Kuala Lumpur signifie « estuaire boueux ». Et pour cause ! En moins d’un an, seuls 18 mineurs chinois survivent au camping des Flots Bleus. Mais ca ne découragent pas les autres, ceux qui les suivent, avides de richesses et d’espoir de vie meilleure. Et ceux là aussi se font bouffer par les moustiques, les sangsues, succombent à la malaria, le fièvre dengue et le choléra, perdent tout dans les incendies et les inondations. Bref, c’est pas le Club Med !
Entre temps, en 1824, les Britons jouent au jeu des 7 familles avec les Hollandais et échangent Benncoolen à Sumatra contre Malaya. Ils avaient du zieuter un truc et les autres n’ont rien vu venir !
Sur ce, un p’tit chinois de rien, Yap Ah Loy, débarque à Malaya à l’âge de 17 ans. Il est jeune, il est fort et surtout, il en veut. On lui a promis de grandes choses et il fait tout pour y arriver. Il commence comme laboureur puis devient cuisto, vend ensuite des cochons puis enfin monte les échelons d’une secte chinoise ultra secrète.
A ce moment, on trouve dans le village du futur Kuala Lumpur, 1 000 chinois, 500 à 700 Malais et des Britons. Et ca ne se passe pas très bien. Les Hakka et les Hokien (deux groupes ethniques chinois) se tapent constamment dessus, se sont de constantes petites guéguerres qui exaspèrent les Britons qui décident alors de nommer un administrateur. Et puis surtout, c’est qu’on n’avance pas ! Yap Ah Loy devient donc, en 1868, le 3eme Kapitan de Kuala Lumpur. Et là ca ne rigole plus. C'est le Zorro de l’époque. Sauf que de Zorro, il n’a que le cheval parce que tout le reste laisse un peu à désirer !
C’est un parieur invétéré, il fume de l’opium et le distribue allègrement et puis il aime jouer avec les filles du quartier. Mais c’est quand même lui qui va remettre de l’ordre dans la ville et transformer Kuala Lumpur en une ville minière très prospère. Et puis surtout, il s’entend très bien avec les Britons du coin et vas-y que j’t’echange des bons services « tu m’donnes ce bout de terrain, j’te nettoie tes rivières ».

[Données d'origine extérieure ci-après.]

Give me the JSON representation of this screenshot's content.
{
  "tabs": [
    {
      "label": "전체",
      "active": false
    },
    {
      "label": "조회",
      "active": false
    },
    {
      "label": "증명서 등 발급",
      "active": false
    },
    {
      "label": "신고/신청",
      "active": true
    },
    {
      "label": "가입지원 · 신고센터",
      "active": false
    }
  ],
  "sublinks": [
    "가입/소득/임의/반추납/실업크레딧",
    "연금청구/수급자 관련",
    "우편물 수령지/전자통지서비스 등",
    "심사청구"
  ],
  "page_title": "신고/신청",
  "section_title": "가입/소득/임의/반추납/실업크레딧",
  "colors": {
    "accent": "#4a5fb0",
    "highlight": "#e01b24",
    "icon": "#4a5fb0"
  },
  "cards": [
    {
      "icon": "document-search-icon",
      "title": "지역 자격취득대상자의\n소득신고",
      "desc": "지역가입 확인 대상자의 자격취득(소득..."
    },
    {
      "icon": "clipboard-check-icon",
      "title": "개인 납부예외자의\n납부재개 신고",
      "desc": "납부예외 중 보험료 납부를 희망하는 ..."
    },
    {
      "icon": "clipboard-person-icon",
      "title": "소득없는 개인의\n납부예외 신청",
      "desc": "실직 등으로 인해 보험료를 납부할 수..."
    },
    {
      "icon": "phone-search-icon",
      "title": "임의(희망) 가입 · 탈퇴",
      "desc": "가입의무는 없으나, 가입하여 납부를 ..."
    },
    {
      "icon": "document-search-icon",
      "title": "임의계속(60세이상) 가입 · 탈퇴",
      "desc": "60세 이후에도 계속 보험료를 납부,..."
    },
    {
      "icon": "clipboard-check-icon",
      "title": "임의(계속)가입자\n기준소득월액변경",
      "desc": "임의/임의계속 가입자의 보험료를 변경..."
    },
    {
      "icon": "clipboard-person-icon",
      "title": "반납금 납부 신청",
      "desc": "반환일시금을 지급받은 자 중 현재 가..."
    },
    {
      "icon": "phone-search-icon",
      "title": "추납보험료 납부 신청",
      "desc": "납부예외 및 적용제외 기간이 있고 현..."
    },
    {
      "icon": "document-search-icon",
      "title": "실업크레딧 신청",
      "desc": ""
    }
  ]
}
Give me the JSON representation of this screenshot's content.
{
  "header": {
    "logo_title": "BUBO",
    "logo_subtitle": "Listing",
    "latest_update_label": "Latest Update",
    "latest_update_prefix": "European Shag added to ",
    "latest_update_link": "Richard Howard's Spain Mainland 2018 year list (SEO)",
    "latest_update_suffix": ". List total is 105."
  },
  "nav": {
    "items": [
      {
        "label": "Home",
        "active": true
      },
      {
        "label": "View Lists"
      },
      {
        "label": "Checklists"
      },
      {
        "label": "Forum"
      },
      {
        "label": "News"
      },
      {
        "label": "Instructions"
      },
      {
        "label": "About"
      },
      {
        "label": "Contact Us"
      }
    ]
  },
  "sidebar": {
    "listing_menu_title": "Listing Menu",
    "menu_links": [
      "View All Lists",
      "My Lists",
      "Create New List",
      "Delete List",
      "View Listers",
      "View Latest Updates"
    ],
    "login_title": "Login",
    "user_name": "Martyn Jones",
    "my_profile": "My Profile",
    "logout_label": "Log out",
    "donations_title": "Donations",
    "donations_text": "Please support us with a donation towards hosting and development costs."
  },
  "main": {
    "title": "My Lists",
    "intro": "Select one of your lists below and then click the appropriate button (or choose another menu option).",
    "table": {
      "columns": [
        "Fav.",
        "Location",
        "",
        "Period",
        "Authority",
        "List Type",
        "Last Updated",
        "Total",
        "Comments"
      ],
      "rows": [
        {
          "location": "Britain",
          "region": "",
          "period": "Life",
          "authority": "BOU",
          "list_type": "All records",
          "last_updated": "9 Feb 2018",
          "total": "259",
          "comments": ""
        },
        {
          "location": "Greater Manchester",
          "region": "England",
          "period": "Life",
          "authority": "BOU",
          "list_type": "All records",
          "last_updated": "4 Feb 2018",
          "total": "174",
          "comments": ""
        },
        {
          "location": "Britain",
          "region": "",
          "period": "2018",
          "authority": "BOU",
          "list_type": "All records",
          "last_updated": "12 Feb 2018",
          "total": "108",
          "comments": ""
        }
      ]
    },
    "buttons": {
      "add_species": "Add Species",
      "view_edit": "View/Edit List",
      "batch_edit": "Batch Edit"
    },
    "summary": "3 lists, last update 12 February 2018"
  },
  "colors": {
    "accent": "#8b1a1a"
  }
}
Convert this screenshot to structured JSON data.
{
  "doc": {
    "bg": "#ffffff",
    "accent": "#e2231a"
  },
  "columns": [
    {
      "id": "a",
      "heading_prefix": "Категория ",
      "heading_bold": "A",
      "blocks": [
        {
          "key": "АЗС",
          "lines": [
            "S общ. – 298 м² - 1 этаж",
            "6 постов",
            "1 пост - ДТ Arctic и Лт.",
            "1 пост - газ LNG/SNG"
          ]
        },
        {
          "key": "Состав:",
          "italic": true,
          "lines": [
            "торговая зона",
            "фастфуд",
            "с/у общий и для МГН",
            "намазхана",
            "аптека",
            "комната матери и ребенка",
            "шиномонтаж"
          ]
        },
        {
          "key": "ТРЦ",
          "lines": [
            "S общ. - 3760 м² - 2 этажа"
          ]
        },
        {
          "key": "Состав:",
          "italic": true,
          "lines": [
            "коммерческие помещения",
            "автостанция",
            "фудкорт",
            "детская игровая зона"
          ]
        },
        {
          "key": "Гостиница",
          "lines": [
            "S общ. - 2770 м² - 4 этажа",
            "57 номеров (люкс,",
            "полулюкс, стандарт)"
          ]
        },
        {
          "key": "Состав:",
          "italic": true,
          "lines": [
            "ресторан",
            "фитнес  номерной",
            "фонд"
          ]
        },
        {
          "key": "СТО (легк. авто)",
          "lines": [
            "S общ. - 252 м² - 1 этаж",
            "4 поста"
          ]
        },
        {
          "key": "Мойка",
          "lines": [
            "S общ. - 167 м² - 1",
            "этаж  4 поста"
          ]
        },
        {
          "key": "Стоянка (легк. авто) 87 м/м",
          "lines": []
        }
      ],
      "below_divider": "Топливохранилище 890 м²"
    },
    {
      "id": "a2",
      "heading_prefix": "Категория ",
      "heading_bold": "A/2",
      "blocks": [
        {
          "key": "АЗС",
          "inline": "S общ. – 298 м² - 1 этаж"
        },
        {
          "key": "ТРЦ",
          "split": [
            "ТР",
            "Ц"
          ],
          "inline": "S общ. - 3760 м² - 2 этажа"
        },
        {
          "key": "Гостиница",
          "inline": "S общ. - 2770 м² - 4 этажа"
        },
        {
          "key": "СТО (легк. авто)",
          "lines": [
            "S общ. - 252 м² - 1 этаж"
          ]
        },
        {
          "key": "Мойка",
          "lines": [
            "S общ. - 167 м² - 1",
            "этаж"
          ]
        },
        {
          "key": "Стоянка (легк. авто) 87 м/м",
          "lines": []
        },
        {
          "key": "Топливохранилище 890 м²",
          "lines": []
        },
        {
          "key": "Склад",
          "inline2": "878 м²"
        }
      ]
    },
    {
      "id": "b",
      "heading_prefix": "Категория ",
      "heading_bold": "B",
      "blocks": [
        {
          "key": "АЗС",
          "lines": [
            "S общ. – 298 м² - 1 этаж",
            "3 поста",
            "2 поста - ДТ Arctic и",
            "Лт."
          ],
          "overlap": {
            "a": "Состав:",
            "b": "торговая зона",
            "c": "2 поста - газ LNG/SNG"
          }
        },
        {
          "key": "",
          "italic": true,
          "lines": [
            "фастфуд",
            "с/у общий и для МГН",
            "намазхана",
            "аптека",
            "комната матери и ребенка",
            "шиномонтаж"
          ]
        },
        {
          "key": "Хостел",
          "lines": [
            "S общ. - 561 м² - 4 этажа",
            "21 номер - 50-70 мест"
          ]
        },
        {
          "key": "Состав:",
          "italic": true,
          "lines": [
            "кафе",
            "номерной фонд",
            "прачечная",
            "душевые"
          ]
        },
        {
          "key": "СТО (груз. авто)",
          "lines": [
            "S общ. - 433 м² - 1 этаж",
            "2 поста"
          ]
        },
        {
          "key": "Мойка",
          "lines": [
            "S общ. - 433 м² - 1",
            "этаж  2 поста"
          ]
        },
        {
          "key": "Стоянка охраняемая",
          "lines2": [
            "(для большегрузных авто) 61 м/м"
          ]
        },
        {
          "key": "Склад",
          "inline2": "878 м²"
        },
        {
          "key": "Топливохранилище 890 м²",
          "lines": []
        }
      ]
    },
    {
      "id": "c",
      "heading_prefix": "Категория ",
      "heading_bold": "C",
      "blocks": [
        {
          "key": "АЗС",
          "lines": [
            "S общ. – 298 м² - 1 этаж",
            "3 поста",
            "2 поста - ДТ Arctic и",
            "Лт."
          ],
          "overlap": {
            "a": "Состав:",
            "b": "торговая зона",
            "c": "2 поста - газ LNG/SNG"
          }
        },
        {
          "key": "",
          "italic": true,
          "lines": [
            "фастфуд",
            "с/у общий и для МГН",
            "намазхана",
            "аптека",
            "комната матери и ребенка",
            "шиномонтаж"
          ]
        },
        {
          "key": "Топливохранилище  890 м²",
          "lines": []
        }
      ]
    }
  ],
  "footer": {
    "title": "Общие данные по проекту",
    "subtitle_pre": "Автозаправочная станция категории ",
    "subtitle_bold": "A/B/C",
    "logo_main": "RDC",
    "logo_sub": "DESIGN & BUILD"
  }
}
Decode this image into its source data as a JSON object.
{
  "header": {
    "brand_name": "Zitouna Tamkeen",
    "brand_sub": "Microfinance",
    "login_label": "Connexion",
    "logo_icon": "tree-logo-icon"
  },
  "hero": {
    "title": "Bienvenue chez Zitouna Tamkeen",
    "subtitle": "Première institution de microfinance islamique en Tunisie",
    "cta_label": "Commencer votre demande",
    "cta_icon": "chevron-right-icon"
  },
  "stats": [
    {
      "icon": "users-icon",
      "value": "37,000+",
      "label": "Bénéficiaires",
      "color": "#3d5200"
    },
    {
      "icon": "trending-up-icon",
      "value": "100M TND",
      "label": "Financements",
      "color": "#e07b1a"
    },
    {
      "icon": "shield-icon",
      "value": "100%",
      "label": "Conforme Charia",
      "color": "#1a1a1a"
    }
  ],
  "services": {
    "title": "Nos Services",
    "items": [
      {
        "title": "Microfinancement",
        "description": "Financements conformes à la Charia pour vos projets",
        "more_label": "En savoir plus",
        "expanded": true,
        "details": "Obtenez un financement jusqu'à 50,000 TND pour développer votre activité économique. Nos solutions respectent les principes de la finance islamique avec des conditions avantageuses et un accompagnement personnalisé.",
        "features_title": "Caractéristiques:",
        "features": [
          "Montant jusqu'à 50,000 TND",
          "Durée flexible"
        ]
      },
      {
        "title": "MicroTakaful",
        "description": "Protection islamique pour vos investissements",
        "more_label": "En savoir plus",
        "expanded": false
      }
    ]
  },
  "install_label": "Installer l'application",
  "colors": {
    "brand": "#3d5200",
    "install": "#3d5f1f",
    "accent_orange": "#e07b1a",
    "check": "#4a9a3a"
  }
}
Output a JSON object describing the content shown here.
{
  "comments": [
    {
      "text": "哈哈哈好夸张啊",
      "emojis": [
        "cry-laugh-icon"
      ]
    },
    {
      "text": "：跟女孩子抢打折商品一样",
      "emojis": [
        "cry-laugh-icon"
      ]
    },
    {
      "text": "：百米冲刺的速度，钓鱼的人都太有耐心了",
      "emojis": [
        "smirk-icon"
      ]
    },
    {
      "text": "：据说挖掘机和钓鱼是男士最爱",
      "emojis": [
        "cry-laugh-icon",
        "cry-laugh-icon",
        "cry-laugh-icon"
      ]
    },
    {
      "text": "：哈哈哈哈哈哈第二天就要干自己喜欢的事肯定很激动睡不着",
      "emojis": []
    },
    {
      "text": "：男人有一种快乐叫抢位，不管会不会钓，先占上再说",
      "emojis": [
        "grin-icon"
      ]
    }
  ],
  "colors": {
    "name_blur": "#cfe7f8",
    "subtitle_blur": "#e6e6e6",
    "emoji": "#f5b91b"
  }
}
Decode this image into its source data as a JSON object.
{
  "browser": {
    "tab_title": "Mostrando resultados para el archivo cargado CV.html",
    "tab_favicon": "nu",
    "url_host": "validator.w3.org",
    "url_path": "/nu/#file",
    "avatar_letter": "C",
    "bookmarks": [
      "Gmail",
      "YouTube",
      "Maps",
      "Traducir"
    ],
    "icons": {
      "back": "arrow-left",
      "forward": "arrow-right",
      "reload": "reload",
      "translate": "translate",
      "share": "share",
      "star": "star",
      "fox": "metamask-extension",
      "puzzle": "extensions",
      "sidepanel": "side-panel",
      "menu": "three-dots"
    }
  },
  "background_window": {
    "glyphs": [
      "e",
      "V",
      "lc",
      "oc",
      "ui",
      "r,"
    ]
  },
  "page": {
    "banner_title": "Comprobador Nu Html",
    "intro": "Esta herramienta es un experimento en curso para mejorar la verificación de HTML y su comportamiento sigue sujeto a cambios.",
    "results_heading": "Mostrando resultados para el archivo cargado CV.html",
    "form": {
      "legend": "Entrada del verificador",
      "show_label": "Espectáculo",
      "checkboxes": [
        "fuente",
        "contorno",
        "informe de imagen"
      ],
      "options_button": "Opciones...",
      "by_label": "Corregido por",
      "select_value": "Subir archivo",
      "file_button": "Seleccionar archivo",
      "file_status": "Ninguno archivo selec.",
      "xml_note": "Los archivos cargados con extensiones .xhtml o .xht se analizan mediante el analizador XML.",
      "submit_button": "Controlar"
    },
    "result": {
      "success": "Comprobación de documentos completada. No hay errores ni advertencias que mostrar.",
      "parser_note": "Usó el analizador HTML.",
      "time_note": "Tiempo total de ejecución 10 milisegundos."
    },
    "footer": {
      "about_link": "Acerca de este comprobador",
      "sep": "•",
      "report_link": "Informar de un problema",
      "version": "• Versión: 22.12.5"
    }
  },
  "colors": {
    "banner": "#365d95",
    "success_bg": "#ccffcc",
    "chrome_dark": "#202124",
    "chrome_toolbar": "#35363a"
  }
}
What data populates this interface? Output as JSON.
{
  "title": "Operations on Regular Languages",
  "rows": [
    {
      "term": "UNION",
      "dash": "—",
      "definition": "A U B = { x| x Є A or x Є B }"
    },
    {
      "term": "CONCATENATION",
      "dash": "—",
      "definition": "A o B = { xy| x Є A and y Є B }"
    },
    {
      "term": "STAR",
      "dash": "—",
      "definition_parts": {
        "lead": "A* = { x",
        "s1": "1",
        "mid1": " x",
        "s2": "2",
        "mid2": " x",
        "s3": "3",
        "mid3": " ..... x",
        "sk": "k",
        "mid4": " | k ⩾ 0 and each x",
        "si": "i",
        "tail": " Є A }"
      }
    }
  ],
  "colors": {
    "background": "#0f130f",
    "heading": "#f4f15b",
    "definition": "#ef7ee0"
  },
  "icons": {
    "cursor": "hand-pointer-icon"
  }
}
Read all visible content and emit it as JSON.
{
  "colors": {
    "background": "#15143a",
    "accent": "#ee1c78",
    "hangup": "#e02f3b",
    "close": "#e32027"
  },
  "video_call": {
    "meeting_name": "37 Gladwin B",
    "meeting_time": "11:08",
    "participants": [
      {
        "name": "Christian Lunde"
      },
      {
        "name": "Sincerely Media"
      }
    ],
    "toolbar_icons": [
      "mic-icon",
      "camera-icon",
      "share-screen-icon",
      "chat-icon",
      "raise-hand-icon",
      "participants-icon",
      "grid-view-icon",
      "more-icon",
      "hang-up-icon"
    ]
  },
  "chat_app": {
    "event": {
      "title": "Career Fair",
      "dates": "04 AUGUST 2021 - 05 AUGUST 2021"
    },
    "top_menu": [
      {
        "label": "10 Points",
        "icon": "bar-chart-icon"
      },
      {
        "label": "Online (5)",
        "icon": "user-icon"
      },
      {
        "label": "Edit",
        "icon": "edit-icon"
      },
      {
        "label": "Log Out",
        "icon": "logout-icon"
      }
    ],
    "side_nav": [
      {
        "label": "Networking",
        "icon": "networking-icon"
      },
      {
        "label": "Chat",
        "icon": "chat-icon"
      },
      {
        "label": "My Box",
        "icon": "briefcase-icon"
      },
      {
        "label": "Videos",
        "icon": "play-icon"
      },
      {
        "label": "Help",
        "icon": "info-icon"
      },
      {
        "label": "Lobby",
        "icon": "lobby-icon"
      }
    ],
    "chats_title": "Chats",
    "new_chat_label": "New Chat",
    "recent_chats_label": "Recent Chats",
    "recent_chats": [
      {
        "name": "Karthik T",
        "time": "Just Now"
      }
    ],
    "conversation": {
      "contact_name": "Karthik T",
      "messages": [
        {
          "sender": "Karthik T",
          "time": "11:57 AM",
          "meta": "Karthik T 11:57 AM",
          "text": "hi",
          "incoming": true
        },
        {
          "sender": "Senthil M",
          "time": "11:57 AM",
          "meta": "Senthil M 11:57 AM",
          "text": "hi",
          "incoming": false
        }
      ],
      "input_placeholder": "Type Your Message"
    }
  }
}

Voilà donc résumée simplement, la naissance de Kuala Lumpur. La capitale de la Malaisie est riche en histoire mais malheureusement le progrès détruit petit à petit ces témoignages culturels. Les Malais, friands de modernisme en oublient de préserver le passé. Les bâtiments historiques sont consumés par le délabrement et il devient de plus en plus coûteux de les faire restaurer. Cependant, pour faire prendre conscience de la nécessité de préserver cet héritage culturel, la mairie de Kuala Lumpur organise, trois fois par semaine, des visites guidées gratuites de la ville.
Nous avons commencé par la Kuala Lumpur City Gallery qui était à l’époque l’Imprimerie gouvernementale.
C’était là qu’étaient imprimés la feuille de chou locale, mais aussi les documents officiels et les billets de train ! Monsieur J. Russell, en charge de l’Imprimerie, est un homme influent car il connait tous les potins de la ville et c’est lui qui décide ce qui va être imprimé ou ce qui doit resté sous le manteau. Vaut mieux l’avoir dans sa poche, celui-là.
A côté de l’Imprimerie, se trouve l’ancienne Chartered Bank.
C’est à présent un restaurant. Le problème avec cette banque, c’est que la chambre forte se trouvait au sous-sol et que les inondations étaient nombreuses. En 1926, lors d’une grosse crue, Kuala Lumpur est sous les eaux, les employés de la banque ont de l’eau jusqu'à la taille et les billets au sous-sol nagent, apprennent le crawl et sortent les bouées.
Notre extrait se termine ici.